Sex before marriage is prohibited in this community, and if any one is caught they are put into exile from the rest of the community seven months, and they are required to provide the council of elders with rams for sin atonement. Polygamy is not practiced here but when a husband dies, the wife becomes the property of the elder brother to the deceased, but they are not allowed to sleep in the same bed. The new husband’s role is to provide for his dead brother’s family.

One major distinct feature with the Egelloc Tneduts of Lacos is that they still practice barter trade. They exchange goods for goods, and goods for services. Those residing near the north of the territory of Sacetza grow ground foods such yams and the cassava more than they grow grain foods such as millet while those near the southern part of Nogero, grow the grain foods more.

A desirable level of civilization has been observed in this community in that they meet twice a month to conduct the batter trade. Interestingly, these people have a defined set of measurements with which they use to determine the value of each commodity so that no one is oppressed at the end of the day.  Their major mode of transport for transporting their goods is animal carts, particularly donkeys. They also have improvised boats made of logs with which they use to cross the rivers and for fishing. They are good runners, probably from their past hunting experiences, and they can cover long distances in a few hours.

The sporting activities common in the community include sharp shooting and tapo, a game for young children. Their god is not well known since they believe it is an abomination to discuss religious issues with people who are not of their tribe. The elders assume the duties of conducting all the religious functions. The Egelloc Tneduts of Lacos has no specific day for worship but they normally meet under a certain mugumo tree on Wednesdays and Saturdays where the elders lead in making sacrifices.

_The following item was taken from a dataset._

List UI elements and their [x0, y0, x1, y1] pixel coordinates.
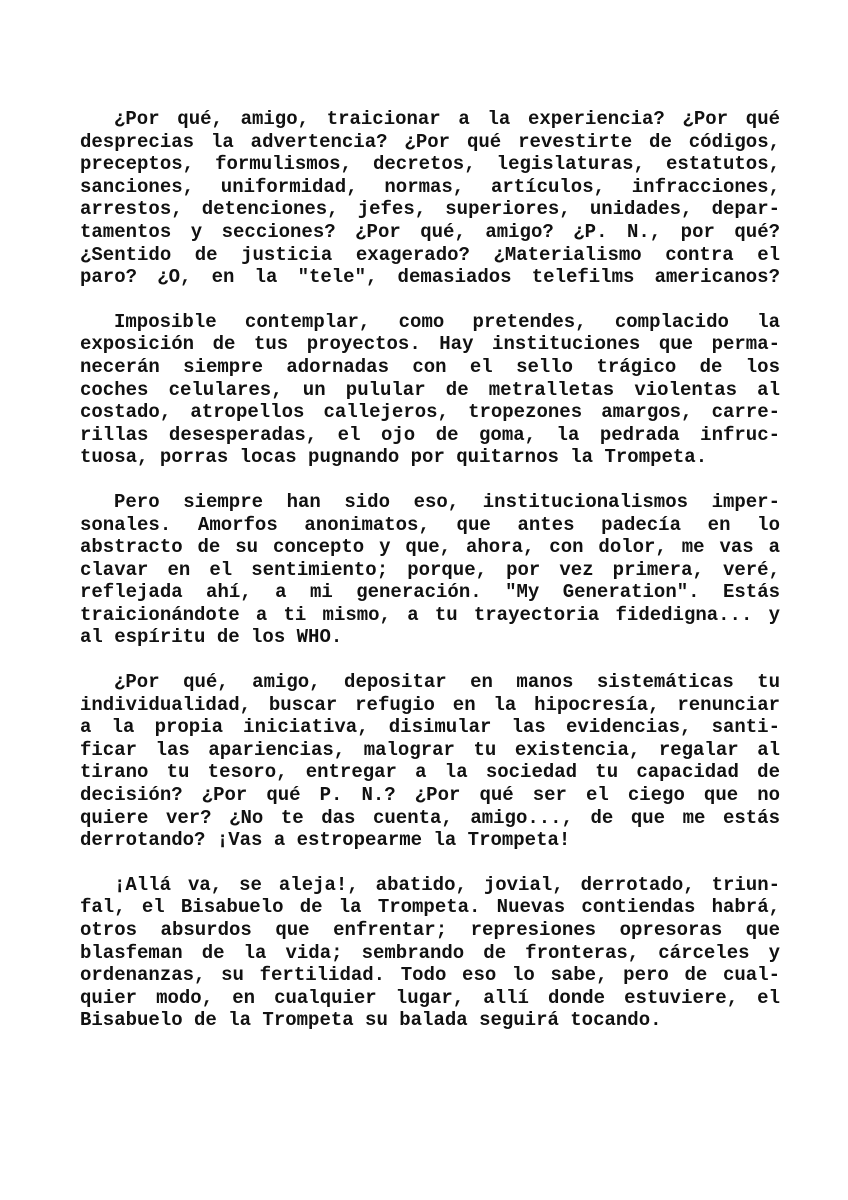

The population of the Egelloc Tneduts of Lacos is estimated at six thousand but the community faces the danger of extinction since they do not believe in professional medical treatment. They rely on herbal medicines prescribed by their “skilled” herbal doctors. With the emergence of new many diseases, some which are fatal, the Egelloc Tneduts of Lacos population has been recording declines due to the inability of their herbal doctors to treat these diseases leading to many cases of deaths.

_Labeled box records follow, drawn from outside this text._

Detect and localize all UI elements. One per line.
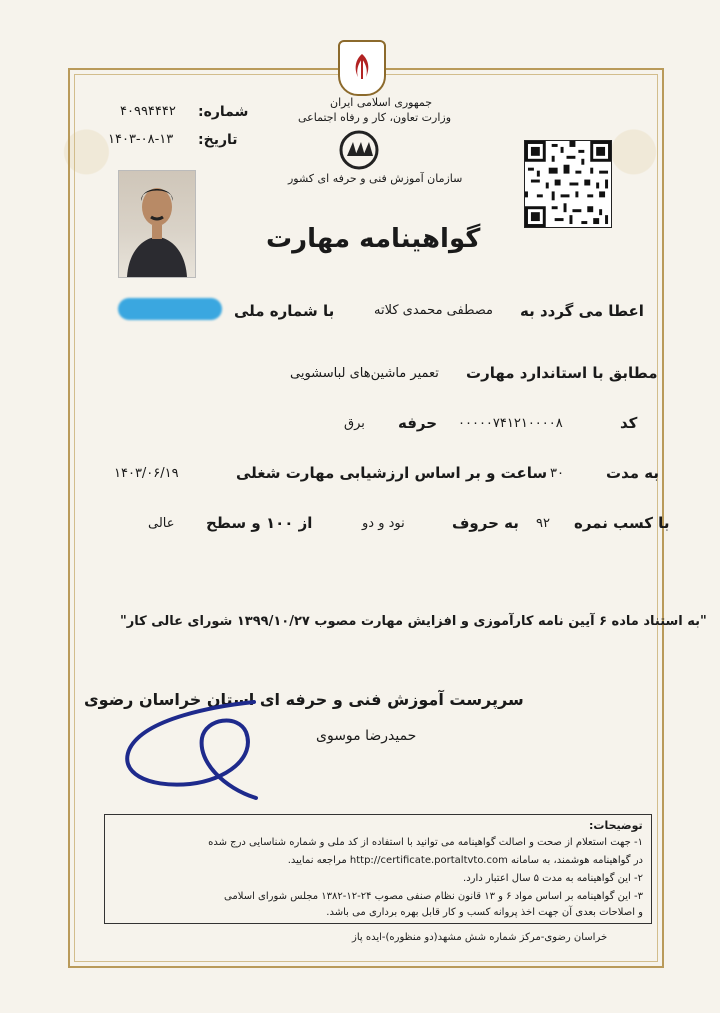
notes-line-1: ۱- جهت استعلام از صحت و اصالت گواهینامه می توانید با استفاده از کد ملی و شماره شناسایی درج شده (208, 837, 643, 848)
standard-label: مطابق با استاندارد مهارت (466, 364, 658, 382)
granted-value: مصطفی محمدی کلاته (374, 303, 493, 318)
level-value: عالی (148, 516, 175, 531)
date-value: ۱۴۰۳-۰۸-۱۳ (108, 132, 174, 147)
header-organization: سازمان آموزش فنی و حرفه ای کشور (288, 172, 463, 185)
footer-center: خراسان رضوی-مرکز شماره شش مشهد(دو منظوره)-ایده پاز (352, 932, 608, 943)
notes-box (104, 814, 652, 924)
signature (106, 688, 286, 818)
letters-label: به حروف (452, 514, 519, 532)
code-label: کد (620, 414, 638, 432)
signatory-name: حمیدرضا موسوی (316, 728, 417, 744)
notes-line-3: ۲- این گواهینامه به مدت ۵ سال اعتبار دارد. (463, 873, 643, 884)
emblem-icon (338, 40, 386, 96)
header-country: جمهوری اسلامی ایران (330, 96, 433, 109)
score-label: با کسب نمره (574, 514, 670, 532)
granted-label: اعطا می گردد به (520, 302, 644, 320)
holder-photo (118, 170, 196, 278)
number-label: شماره: (198, 104, 249, 120)
letters-value: نود و دو (362, 516, 405, 531)
certificate-title: گواهینامه مهارت (266, 224, 481, 254)
out-of-label: از ۱۰۰ و سطح (206, 514, 313, 532)
hours-text: ساعت و بر اساس ارزشیابی مهارت شغلی (236, 464, 548, 482)
notes-heading: توضیحات: (589, 819, 643, 832)
trade-value: برق (344, 416, 365, 431)
notes-line-2: در گواهینامه هوشمند، به سامانه http://certificate.portaltvto.com مراجعه نمایید. (287, 855, 643, 866)
date-label: تاریخ: (198, 132, 238, 148)
redacted-national-id (118, 298, 222, 320)
tvto-logo-icon (336, 130, 382, 170)
header-ministry: وزارت تعاون، کار و رفاه اجتماعی (298, 111, 452, 124)
score-value: ۹۲ (536, 516, 550, 531)
code-value: ۰۰۰۰۰۷۴۱۲۱۰۰۰۰۸ (458, 416, 563, 431)
duration-value: ۳۰ (550, 466, 564, 481)
duration-label: به مدت (606, 464, 659, 482)
regulation-text: "به استناد ماده ۶ آیین نامه کارآموزی و افزایش مهارت مصوب ۱۳۹۹/۱۰/۲۷ شورای عالی کار" (120, 614, 707, 629)
national-id-label: با شماره ملی (234, 302, 335, 320)
assessment-date: ۱۴۰۳/۰۶/۱۹ (114, 466, 179, 481)
trade-label: حرفه (398, 414, 438, 432)
signatory-title: سرپرست آموزش فنی و حرفه ای استان خراسان رضوی (84, 690, 524, 709)
qr-code (524, 140, 612, 228)
number-value: ۴۰۹۹۴۴۴۲ (120, 104, 176, 119)
notes-line-5: و اصلاحات بعدی آن جهت اخذ پروانه کسب و کار قابل بهره برداری می باشد. (326, 907, 643, 918)
notes-line-4: ۳- این گواهینامه بر اساس مواد ۶ و ۱۳ قانون نظام صنفی مصوب ۲۴-۱۲-۱۳۸۲ مجلس شورای اسلامی (224, 891, 643, 902)
standard-value: تعمیر ماشین‌های لباسشویی (290, 366, 439, 381)
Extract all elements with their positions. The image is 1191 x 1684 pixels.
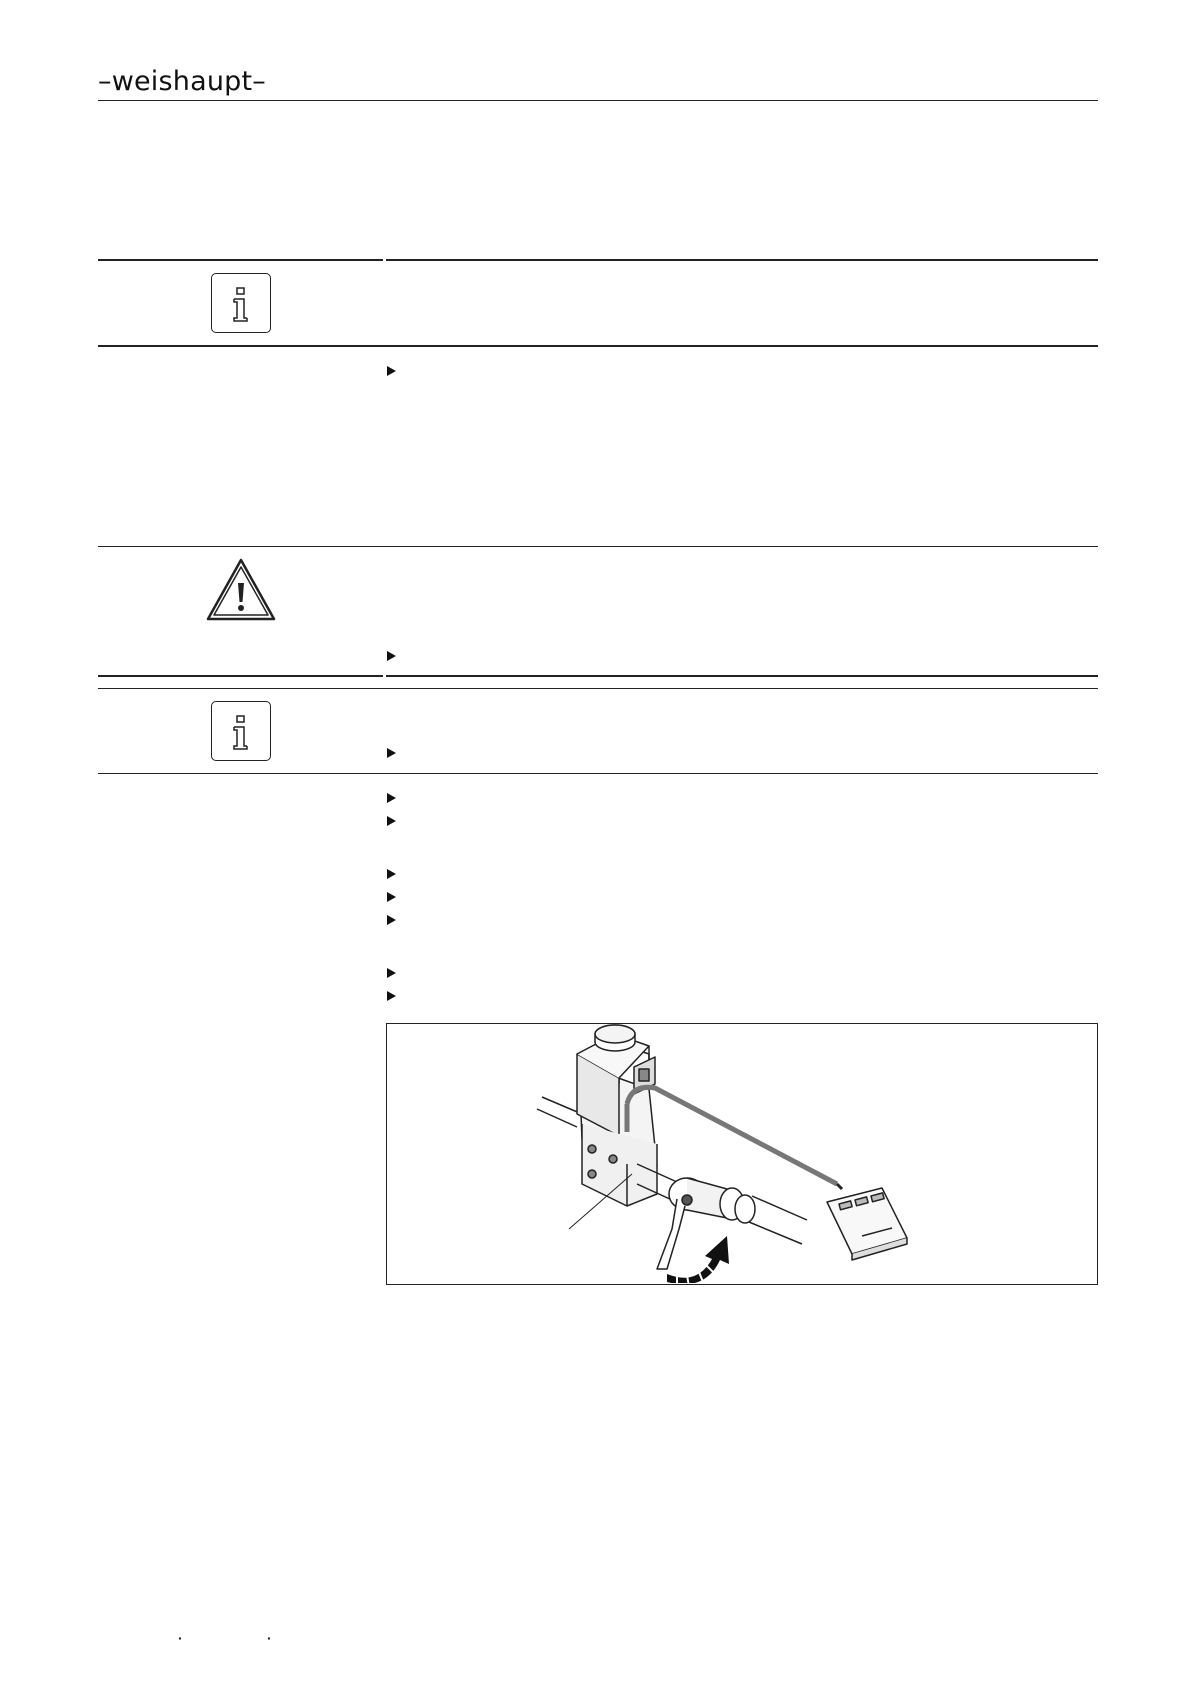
header-rule xyxy=(98,100,1098,101)
bullet-arrow xyxy=(387,991,396,1001)
section-rule-3 xyxy=(98,546,1098,547)
bullet-arrow xyxy=(387,915,396,925)
section-rule-5 xyxy=(98,688,1098,689)
bullet-arrow xyxy=(387,366,396,376)
bullet-arrow xyxy=(387,892,396,902)
bullet-arrow xyxy=(387,793,396,803)
footer-mark-right: · xyxy=(267,1630,272,1646)
info-icon xyxy=(211,273,271,333)
bullet-arrow xyxy=(387,968,396,978)
bullet-arrow xyxy=(387,651,396,661)
figure-frame xyxy=(386,1023,1098,1285)
section-rule-4-left xyxy=(98,675,383,677)
warning-triangle-icon xyxy=(205,557,277,628)
bullet-arrow xyxy=(387,748,396,758)
section-rule-1-right xyxy=(386,259,1098,261)
bullet-arrow xyxy=(387,816,396,826)
info-icon xyxy=(211,701,271,761)
bullet-arrow xyxy=(387,869,396,879)
section-rule-1-left xyxy=(98,259,383,261)
section-rule-2 xyxy=(98,345,1098,347)
gas-valve-pressure-gauge-illustration xyxy=(387,1024,1096,1283)
footer-mark-left: · xyxy=(178,1630,183,1646)
brand-logo: –weishaupt– xyxy=(98,66,266,97)
section-rule-6 xyxy=(98,773,1098,774)
section-rule-4-right xyxy=(386,675,1098,677)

The Egelloc Tneduts of Lacos also has the believe that if a person is attacked by the same disease twice, that person has wronged their god and the illness is a result of punishment from their god and so does not deserve any treatment. This perception and belief has contributed to the high number of deaths in this community, putting it in a danger of extinction.

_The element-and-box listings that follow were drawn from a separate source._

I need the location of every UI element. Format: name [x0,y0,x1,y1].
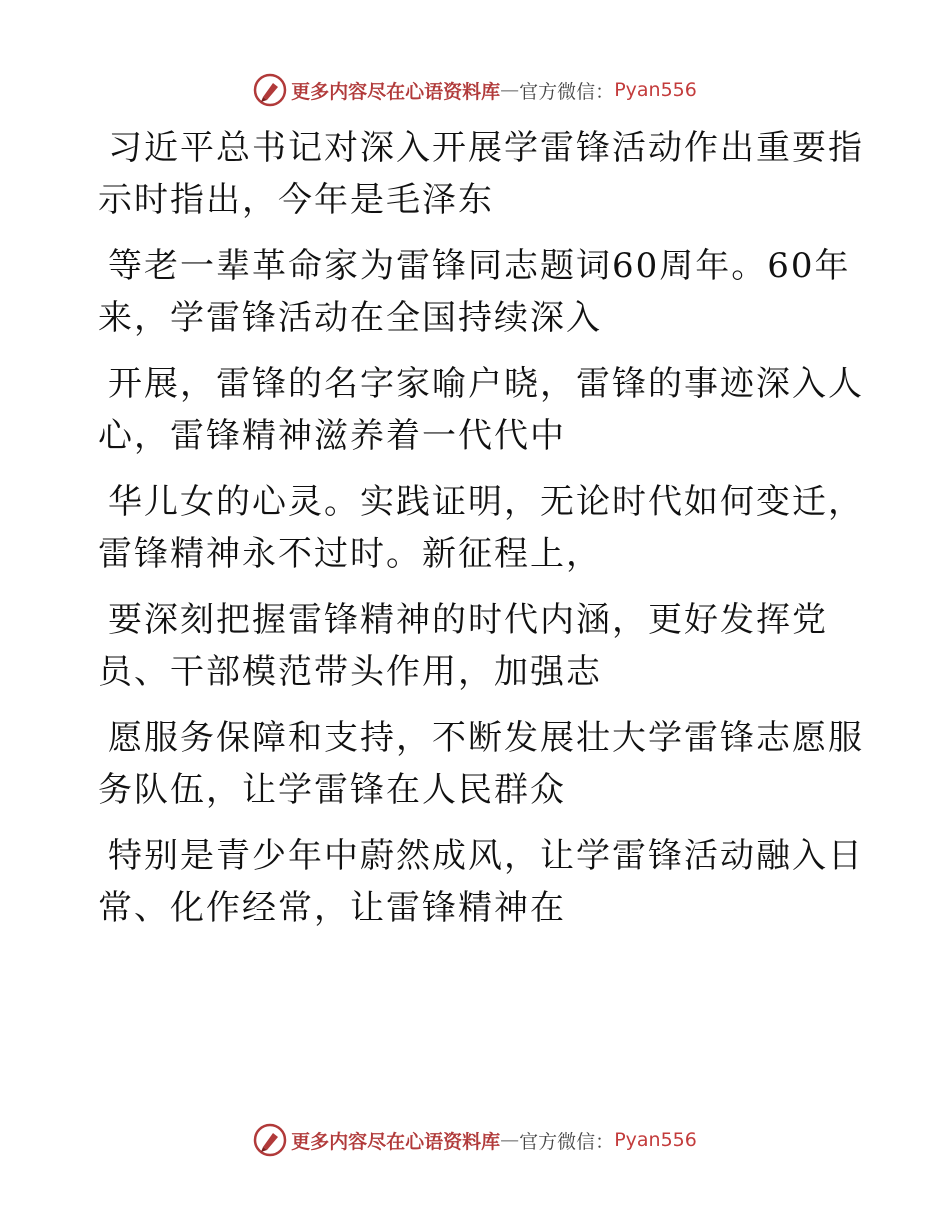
paragraph-line: 要深刻把握雷锋精神的时代内涵，更好发挥党 [108,600,828,640]
footer-official: 官方微信： [519,1130,615,1153]
paragraph-line: 来，学雷锋活动在全国持续深入 [98,298,602,338]
footer-banner [0,1120,950,1160]
paragraph-line: 等老一辈革命家为雷锋同志题词60周年。60年 [108,246,851,286]
paragraph-line: 示时指出，今年是毛泽东 [98,180,494,220]
header-handle: Pyan556 [614,79,697,101]
document-body [98,122,864,948]
header-banner [0,70,950,110]
header-brand: 更多内容尽在心语资料库 [291,80,501,103]
paragraph [98,122,864,226]
footer-handle: Pyan556 [614,1129,697,1151]
paragraph-line: 员、干部模范带头作用，加强志 [98,652,602,692]
paragraph-line: 雷锋精神永不过时。新征程上， [98,534,602,574]
paragraph [98,476,864,580]
paragraph [98,594,838,698]
header-dash: — [500,79,520,101]
paragraph-line: 特别是青少年中蔚然成风，让学雷锋活动融入日 [108,836,864,876]
paragraph-line: 常、化作经常，让雷锋精神在 [98,888,566,928]
footer-dash: — [500,1129,520,1151]
paragraph [98,830,864,934]
footer-brand: 更多内容尽在心语资料库 [291,1130,501,1153]
paragraph-line: 华儿女的心灵。实践证明，无论时代如何变迁， [108,482,864,522]
paragraph [98,712,864,816]
paragraph-line: 心，雷锋精神滋养着一代代中 [98,416,566,456]
paragraph-line: 开展，雷锋的名字家喻户晓，雷锋的事迹深入人 [108,364,864,404]
paragraph [98,240,851,344]
header-official: 官方微信： [519,80,615,103]
paragraph-line: 习近平总书记对深入开展学雷锋活动作出重要指 [108,128,864,168]
pen-nib-logo-icon [253,1123,287,1157]
paragraph-line: 愿服务保障和支持，不断发展壮大学雷锋志愿服 [108,718,864,758]
pen-nib-logo-icon [253,73,287,107]
paragraph [98,358,864,462]
paragraph-line: 务队伍，让学雷锋在人民群众 [98,770,566,810]
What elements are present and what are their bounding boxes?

The leadership among the Egelloc Tneduts of Lacos is hereditary. The highest authority, which they call muthamaki meaning the king, comes from a royal family. The first son in the royal family is appointed the potential inheritor of the kingship immediately after birth, and takes the seat of the father upon his death. If the first son dies before the father, the second born is allowed to inherit the kingship. For this reason, the king is allowed to marry a second or a third wife, to ensure there is a son in the family, but if the first family does not get any son, the kingship is shifted to another family decided by the council of elders.

Property ownership among the Egelloc Tneduts of Lacos is clan-wise, and farm labor is done on communal basis. When the harvests are ready, the head of the clan distributes the harvests to the households according to their family size. Each family has to report to the clan head before selling the surplus foods.